By default, Spark's logging is quite verbose. You can change the log levels to warn to reduce the output.

For development purposes you can also try running the application from SBT using the run command. Make sure to set the Spark master to local in your code. You might run into some trouble with threads here, which can be solved by running the application in a forked process, which can be enabled by setting fork in run := true in build.sbt. You will also have to set to change the log levels programmatically, if desired.

import org.apache.log4j.{Level, Logger}
...


def main(args: Array[String]) {
    ...
    Logger.getLogger("org.apache.spark").setLevel(Level.WARN)
    ...
}

You can also use this logger to log your application which might be helpful for debugging on the AWS cluster later on.
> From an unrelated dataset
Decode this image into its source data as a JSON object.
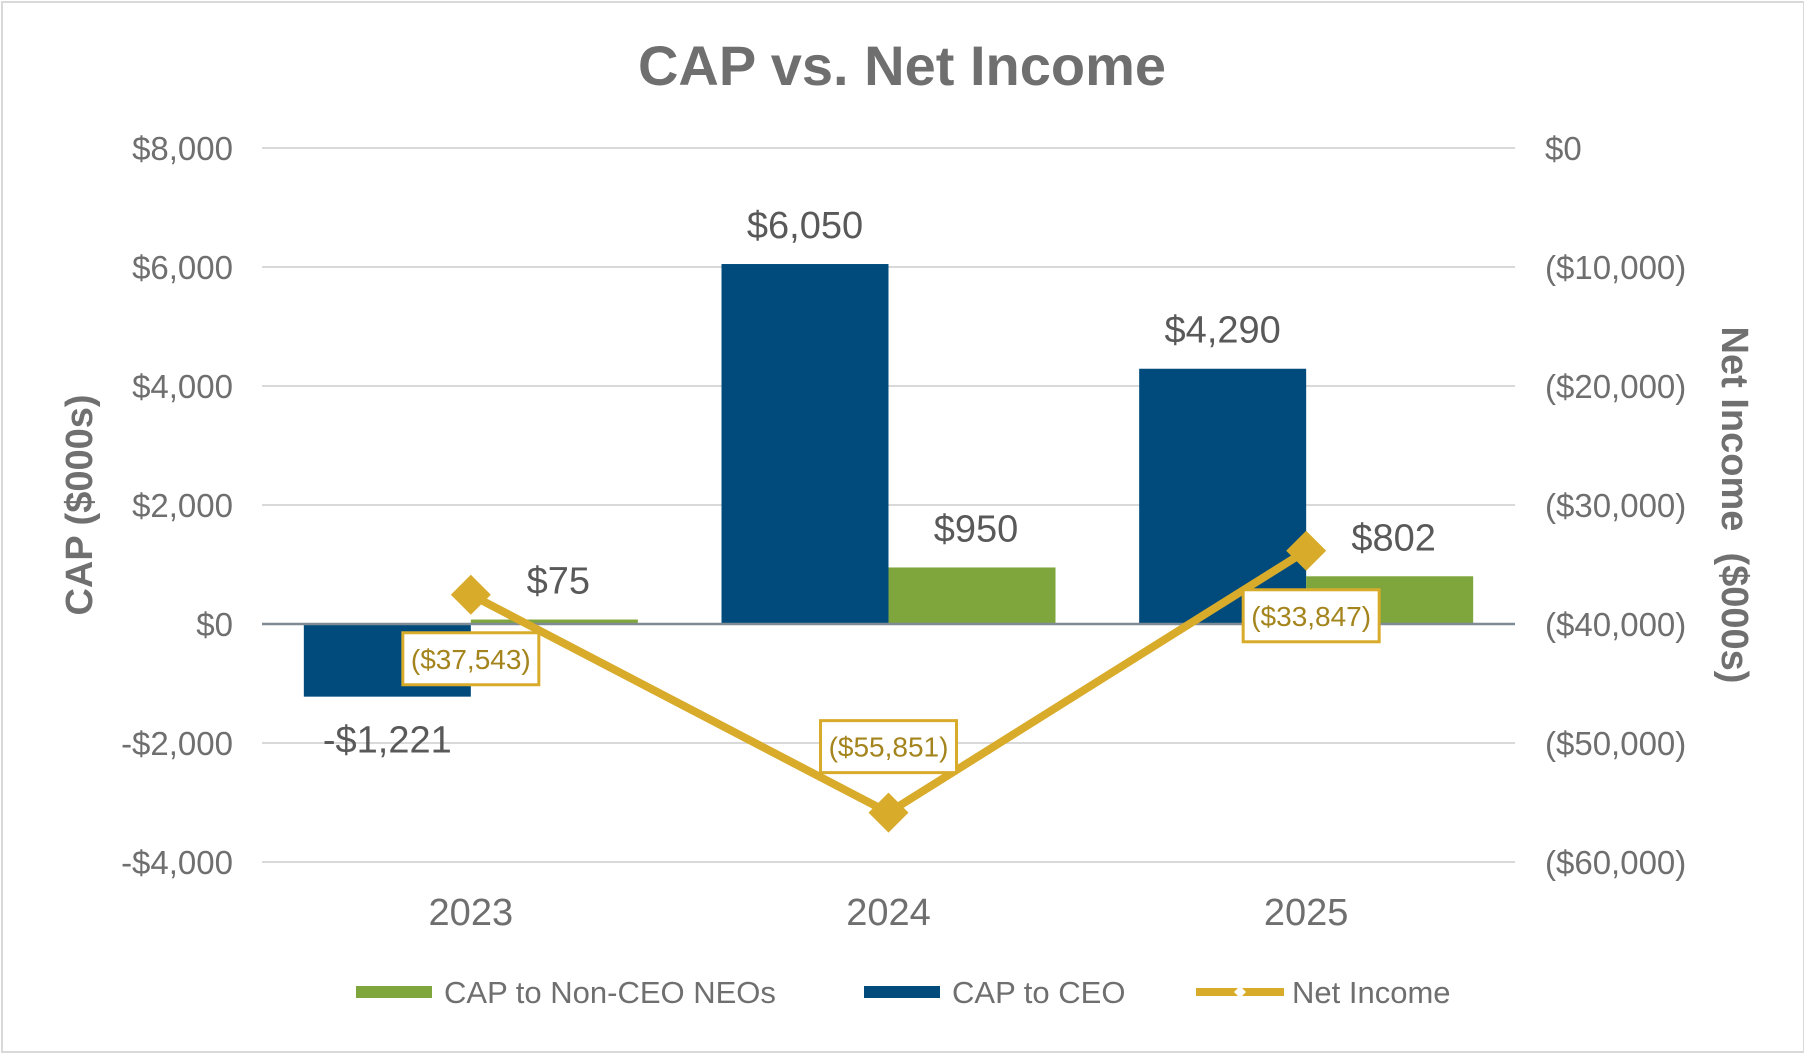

You can inspect the event log from the application run using the Spark history server. Start a spark-history-server container from the project root folder and mount the spark-events folder in the container.

docker run -it --rm -v "`pwd`"/spark-events/:/spark-events -p 18080:18080 spark-history-server

The output will look as follows:

starting org.apache.spark.deploy.history.HistoryServer, logging to /spark/logs/spark--org.apache.spark.deploy.history.HistoryServer-1-5b5de5805769.out

...

2020-09-07 11:10:23,020 INFO history.FsHistoryProvider: Parsing file:/spark-events/local-1599477015931 for listing data... 2020-09-07
11:10:23,034 INFO history.FsHistoryProvider: Finished parsing file:/spark-events/local-1599477015931

Navigate to http://localhost:18080 to view detailed information about your jobs. After analysis you can shutdown the Spark history server using ctrl+C.

^C
2020-09-07 11:13:21,619 ERROR history.HistoryServer: RECEIVED SIGNAL INT
2020-09-07 11:13:21,630 INFO server.AbstractConnector: Stopped Spark@70219bf{HTTP/1.1,[http/1.1]}{0.0.0.0:18080}
2020-09-07 11:13:21,633 INFO util.ShutdownHookManager: Shutdown hook called

Be sure to explore the history server thoroughly! You can use it to gain an understanding of how Spark executes your application, as well as to debug and time your code, which is important for both lab 1 and 2.